Hello, welcome to this exploratory data analysis looking at the PUDG data from Kaggle. Find the competition in the link below:
So this first part we are going to some exploratory data analysis for this dataset as you cant train machine learning models without understanding the data. I’m not going to put information on the column titles in this as there are too many to mention. Check them out in the link above to see.
Lets first look at the kills and how this influence winning. If you have read the column titles you will know there is one column (winPlacePerc) which identifies where each player finished. Let’s see how this value you changes according to the number of kills:
Generally, the more kills the more likelihood that you will win the game. However, there seems to be a large number of people that don’t get any kills right across the finishing position spectrum.
The histogram shows how many kills the winners generally make. Despite PUBG being a game that can be played with up to 100 players. Looks like most players who win kill less than 10% of the people in the game. There are 4 different game modes which we have the data for does game mode make any difference to the kills
Generally, more kills are required to win in solo-fpp game mode with the highest density around 5 kills the other game modes. In a game of PUBG there is a maximum of 100 players and amount of kills I would think so let’s see how the composition of the game changes:
As you can see often games have less than 100 players in and there is a wide range of players in a game from around 20 to 100. Generally, though most games have between 80 – 100 players in.

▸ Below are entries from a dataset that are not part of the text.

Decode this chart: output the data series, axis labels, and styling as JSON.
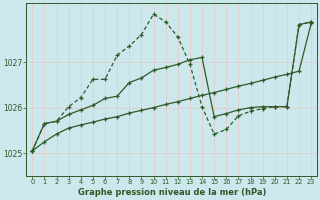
{
  "xlabel": "Graphe pression niveau de la mer (hPa)",
  "background_color": "#cce8ec",
  "plot_bg_color": "#cce8ec",
  "grid_color": "#b0d8dc",
  "line_color": "#2d5a27",
  "x_ticks": [
    0,
    1,
    2,
    3,
    4,
    5,
    6,
    7,
    8,
    9,
    10,
    11,
    12,
    13,
    14,
    15,
    16,
    17,
    18,
    19,
    20,
    21,
    22,
    23
  ],
  "y_ticks": [
    1025,
    1026,
    1027
  ],
  "ylim": [
    1024.5,
    1028.3
  ],
  "xlim": [
    -0.5,
    23.5
  ],
  "series_linear_x": [
    0,
    1,
    2,
    3,
    4,
    5,
    6,
    7,
    8,
    9,
    10,
    11,
    12,
    13,
    14,
    15,
    16,
    17,
    18,
    19,
    20,
    21,
    22,
    23
  ],
  "series_linear_y": [
    1025.05,
    1025.25,
    1025.42,
    1025.55,
    1025.62,
    1025.68,
    1025.75,
    1025.8,
    1025.88,
    1025.94,
    1026.0,
    1026.07,
    1026.13,
    1026.2,
    1026.27,
    1026.33,
    1026.4,
    1026.47,
    1026.53,
    1026.6,
    1026.67,
    1026.73,
    1026.8,
    1027.85
  ],
  "series_mid_x": [
    0,
    1,
    2,
    3,
    4,
    5,
    6,
    7,
    8,
    9,
    10,
    11,
    12,
    13,
    14,
    15,
    16,
    17,
    18,
    19,
    20,
    21,
    22,
    23
  ],
  "series_mid_y": [
    1025.05,
    1025.65,
    1025.7,
    1025.85,
    1025.95,
    1026.05,
    1026.2,
    1026.25,
    1026.55,
    1026.65,
    1026.82,
    1026.88,
    1026.95,
    1027.05,
    1027.1,
    1025.8,
    1025.87,
    1025.95,
    1026.0,
    1026.02,
    1026.02,
    1026.02,
    1027.82,
    1027.88
  ],
  "series_jagged_x": [
    0,
    1,
    2,
    3,
    4,
    5,
    6,
    7,
    8,
    9,
    10,
    11,
    12,
    13,
    14,
    15,
    16,
    17,
    18,
    19,
    20,
    21,
    22,
    23
  ],
  "series_jagged_y": [
    1025.05,
    1025.65,
    1025.7,
    1026.02,
    1026.22,
    1026.62,
    1026.62,
    1027.15,
    1027.35,
    1027.6,
    1028.05,
    1027.88,
    1027.55,
    1026.95,
    1026.02,
    1025.42,
    1025.52,
    1025.82,
    1025.92,
    1025.98,
    1026.02,
    1026.02,
    1027.82,
    1027.88
  ]
}
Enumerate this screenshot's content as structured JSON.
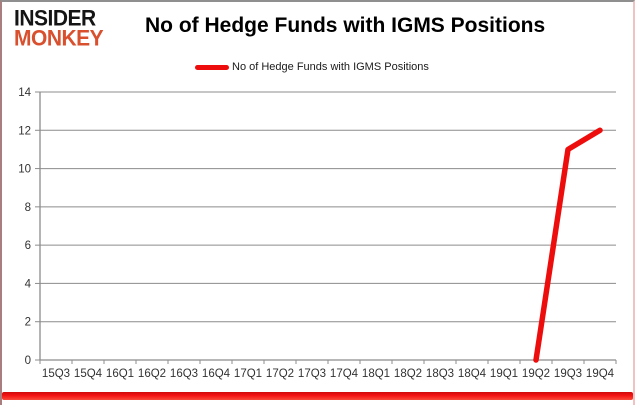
{
  "logo": {
    "line1": "INSIDER",
    "line2": "MONKEY"
  },
  "header": {
    "title": "No of Hedge Funds with IGMS Positions"
  },
  "legend": {
    "label": "No of Hedge Funds with IGMS Positions"
  },
  "colors": {
    "series_red": "#ee0d0d",
    "logo_orange": "#d9502e",
    "grid_gray": "#8c8c8c",
    "axis_label": "#333333",
    "bottom_bar_red": "#f41414"
  },
  "chart_data": {
    "type": "line",
    "title": "No of Hedge Funds with IGMS Positions",
    "xlabel": "",
    "ylabel": "",
    "categories": [
      "15Q3",
      "15Q4",
      "16Q1",
      "16Q2",
      "16Q3",
      "16Q4",
      "17Q1",
      "17Q2",
      "17Q3",
      "17Q4",
      "18Q1",
      "18Q2",
      "18Q3",
      "18Q4",
      "19Q1",
      "19Q2",
      "19Q3",
      "19Q4"
    ],
    "series": [
      {
        "name": "No of Hedge Funds with IGMS Positions",
        "color": "#ee0d0d",
        "values": [
          null,
          null,
          null,
          null,
          null,
          null,
          null,
          null,
          null,
          null,
          null,
          null,
          null,
          null,
          null,
          0,
          11,
          12
        ]
      }
    ],
    "ylim": [
      0,
      14
    ],
    "ytick_step": 2,
    "grid": true,
    "legend_position": "top"
  }
}
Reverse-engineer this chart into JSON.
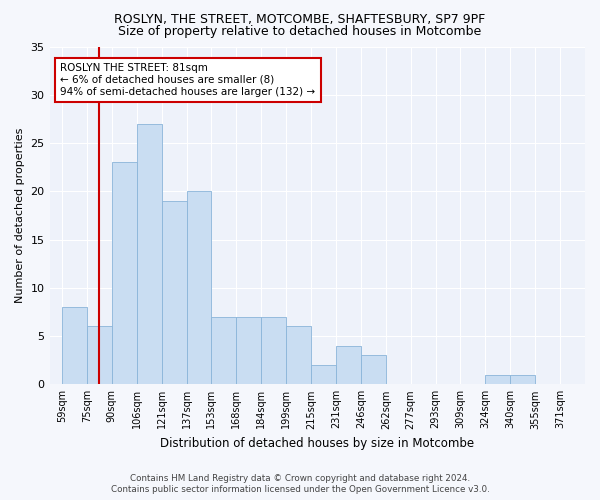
{
  "title": "ROSLYN, THE STREET, MOTCOMBE, SHAFTESBURY, SP7 9PF",
  "subtitle": "Size of property relative to detached houses in Motcombe",
  "xlabel": "Distribution of detached houses by size in Motcombe",
  "ylabel": "Number of detached properties",
  "bar_labels": [
    "59sqm",
    "75sqm",
    "90sqm",
    "106sqm",
    "121sqm",
    "137sqm",
    "153sqm",
    "168sqm",
    "184sqm",
    "199sqm",
    "215sqm",
    "231sqm",
    "246sqm",
    "262sqm",
    "277sqm",
    "293sqm",
    "309sqm",
    "324sqm",
    "340sqm",
    "355sqm",
    "371sqm"
  ],
  "bar_values": [
    8,
    6,
    23,
    27,
    19,
    20,
    7,
    7,
    7,
    6,
    2,
    4,
    3,
    0,
    0,
    0,
    0,
    1,
    1,
    0,
    0
  ],
  "bar_color": "#c9ddf2",
  "bar_edge_color": "#8ab4d9",
  "annotation_title": "ROSLYN THE STREET: 81sqm",
  "annotation_line1": "← 6% of detached houses are smaller (8)",
  "annotation_line2": "94% of semi-detached houses are larger (132) →",
  "annotation_box_color": "#ffffff",
  "annotation_border_color": "#cc0000",
  "red_line_x": 1.5,
  "ylim": [
    0,
    35
  ],
  "yticks": [
    0,
    5,
    10,
    15,
    20,
    25,
    30,
    35
  ],
  "background_color": "#eef2fa",
  "grid_color": "#ffffff",
  "footer_line1": "Contains HM Land Registry data © Crown copyright and database right 2024.",
  "footer_line2": "Contains public sector information licensed under the Open Government Licence v3.0."
}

More kills do seem to be required if there are more players in the game, however, some of the game sizes the sample sizes are pretty small therefore I am going to be cautious about this conclusion.
In the data set, there are 4 columns which are related: kills, headshot kill, assists and damage dealt. Can we create a new variable from these? I have valued a headshot kill as 1000, a kill none headshot 750, an assist 500 and each bit of damage caused as a point.

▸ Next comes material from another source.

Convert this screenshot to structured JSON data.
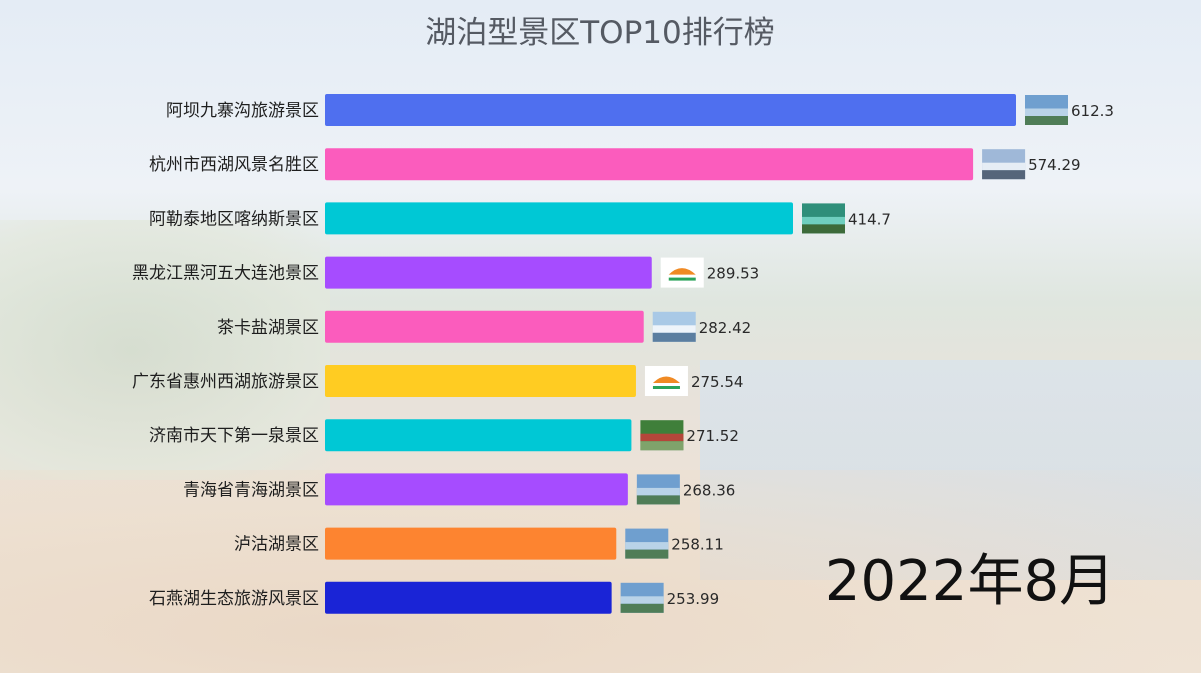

The graph looks pretty similar to the previous one. If anything the difference between the average winners and none winners has been increased. This could mean it will make the machine learning model more accurate. One thing is surprising is that there looks like one person who has won the game without any kills points. Unbelievable really and obviously a rare occurrence.
Thats it for this first EDA focusing on the kill statistics. In the next weeks, we will look at other variables such as walk distance and kills made. Then the third blog I will create the model.